Evaluation metrics

Article
12/19/2023

Your dataset is split into two parts: a set for training, and a set for testing. The training set is used to train the model, while the testing set is used as a test for model after training to calculate the model performance and evaluation. The testing set isn't introduced to the model through the training process, to make sure that the model is tested on new data.

Model evaluation is triggered automatically after training is completed successfully. The evaluation process starts by using the trained model to predict user defined classes for documents in the test set, and compares them with the provided data tags (which establishes a baseline of truth). The results are returned so you can review the model’s performance. For evaluation, custom text classification uses the following metrics:

Precision: Measures how precise/accurate your model is. It's the ratio between the correctly identified positives (true positives) and all identified positives. The precision metric reveals how many of the predicted classes are correctly labeled.

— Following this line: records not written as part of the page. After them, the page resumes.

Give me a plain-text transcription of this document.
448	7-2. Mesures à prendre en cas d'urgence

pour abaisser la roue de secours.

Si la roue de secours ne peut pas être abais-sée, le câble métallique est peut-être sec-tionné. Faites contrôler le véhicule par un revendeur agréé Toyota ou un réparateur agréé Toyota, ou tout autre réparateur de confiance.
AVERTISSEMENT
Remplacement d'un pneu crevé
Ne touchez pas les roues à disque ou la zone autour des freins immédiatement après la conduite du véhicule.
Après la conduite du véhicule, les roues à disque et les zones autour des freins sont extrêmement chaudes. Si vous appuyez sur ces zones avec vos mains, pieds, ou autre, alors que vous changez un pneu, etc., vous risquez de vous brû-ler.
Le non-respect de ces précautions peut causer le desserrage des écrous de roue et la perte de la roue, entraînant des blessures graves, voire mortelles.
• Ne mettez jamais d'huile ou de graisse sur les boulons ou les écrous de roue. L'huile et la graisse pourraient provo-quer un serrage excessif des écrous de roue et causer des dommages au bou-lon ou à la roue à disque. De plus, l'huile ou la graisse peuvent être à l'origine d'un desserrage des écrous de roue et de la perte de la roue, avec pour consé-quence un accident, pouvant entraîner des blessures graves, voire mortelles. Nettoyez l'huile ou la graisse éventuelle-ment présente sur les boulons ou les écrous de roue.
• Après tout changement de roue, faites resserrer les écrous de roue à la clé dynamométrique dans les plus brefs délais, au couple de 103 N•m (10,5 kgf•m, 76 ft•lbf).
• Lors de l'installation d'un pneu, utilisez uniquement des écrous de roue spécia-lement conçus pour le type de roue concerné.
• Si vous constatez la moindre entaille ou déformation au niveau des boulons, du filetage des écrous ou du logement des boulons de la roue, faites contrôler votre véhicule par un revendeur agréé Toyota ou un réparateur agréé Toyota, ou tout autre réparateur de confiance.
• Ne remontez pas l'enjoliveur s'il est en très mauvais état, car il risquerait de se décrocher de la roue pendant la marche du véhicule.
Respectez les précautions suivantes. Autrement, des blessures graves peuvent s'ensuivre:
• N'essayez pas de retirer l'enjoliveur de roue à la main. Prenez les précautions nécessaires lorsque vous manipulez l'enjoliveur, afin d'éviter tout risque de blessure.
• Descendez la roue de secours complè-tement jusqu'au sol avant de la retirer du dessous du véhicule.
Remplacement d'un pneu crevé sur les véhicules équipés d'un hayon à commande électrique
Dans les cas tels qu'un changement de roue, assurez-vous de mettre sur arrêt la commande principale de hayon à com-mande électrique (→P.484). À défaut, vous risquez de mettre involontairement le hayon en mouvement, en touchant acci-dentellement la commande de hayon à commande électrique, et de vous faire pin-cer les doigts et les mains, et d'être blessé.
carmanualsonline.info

Precision = #True_Positive / (#True_Positive + #False_Positive)
Recall: Measures the model's ability to predict actual positive classes. It's the ratio between the predicted true positives and what was actually tagged. The recall metric reveals how many of the predicted classes are correct.

Recall = #True_Positive / (#True_Positive + #False_Negatives)
F1 score: The F1 score is a function of Precision and Recall. It's needed when you seek a balance between Precision and Recall.

F1 Score = 2 * Precision * Recall / (Precision + Recall)

Note

Precision, recall and F1 score are calculated for each class separately (class-level evaluation) and for the model collectively (model-level evaluation).

Model-level and Class-level evaluation metrics

The definitions of precision, recall, and evaluation are the same for both class-level and model-level evaluations. However, the count of True Positive, False Positive, and False Negative differ as shown in the following example.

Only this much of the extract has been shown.